Jochen's High Voltage Page

Oil Burner Ignition Transformers

Oil burner ignition transformers (obits) can be found in oil and gas heatings, where they are used to produce an arc which ignites the flame. they are directly connected to the mains (230V primary winding in Europe), while the secondary winding gives 10kV(eff) between the two high voltage leads, and 5kV(eff) between each one and the iron core. This is called a center-tapped secondary (mid-point grounded). The iron core is connected to the green/yellow earth lead and must be connected to the PE (protection earth) contact of the socket.

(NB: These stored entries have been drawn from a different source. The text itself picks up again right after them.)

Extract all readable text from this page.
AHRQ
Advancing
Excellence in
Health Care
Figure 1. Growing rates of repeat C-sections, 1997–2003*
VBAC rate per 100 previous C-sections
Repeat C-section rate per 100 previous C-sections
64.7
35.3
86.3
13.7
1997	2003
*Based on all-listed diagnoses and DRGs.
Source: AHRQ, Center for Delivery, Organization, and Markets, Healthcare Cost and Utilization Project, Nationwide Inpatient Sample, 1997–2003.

The photo shows a typical unit, which is often used in Germany and probably other European countries. The electrical connections are on the down side and can't be seen on this picture. There are usually three leads, one with three wires for the mains connection, and two thickly insulated ones for the high voltage output.

Obits are current limited to about 25mA between the HV leads, i.e. they may be short-circuited on the secondary side. However, the short-circuit time must be kept below 1 minute, and the obit must cool down for 2 minute before the next short-circuit period.

It is possible to parallel several identical units (on the primary as well as on the secondary side), to obtain a higher current output. You have to pay attention to correct phase when connecting the HV leads. This is checked by bringing the leads to be connected near each other. If no arc can be jumps between them, they may safely be connected. Otherwise, either the primary or secondary leads must be swapped.

Power supply with 9 obits in parallel, giving an output current of more than 200mA. The obits are mounted inside the wooden case.

It is also possible to cascade obits for higher voltage, but it is not possible to use the straight forward method paralleling the primaries while connecting the secondaries in series. This shorts out the secondaries, as they are all "midpoint grounded". The trick to be used instead is illustrated in the circuit diagram below. Note that only one transformer is actually connected to the mains. All others are fed by one half of their secondaries, while the other half feeds the next in turn. This way, every obit adds only 5kV to the output voltage.

Cascaded Obits. The case or iron core serves as the midpoint connection (which is usually grounded). As the midpoints here are at successively higher voltages, the obits must be well insulated against ground and each other.
Note that the cores (and primary windings) of all but the middle obit are on high voltage, and must not be touched!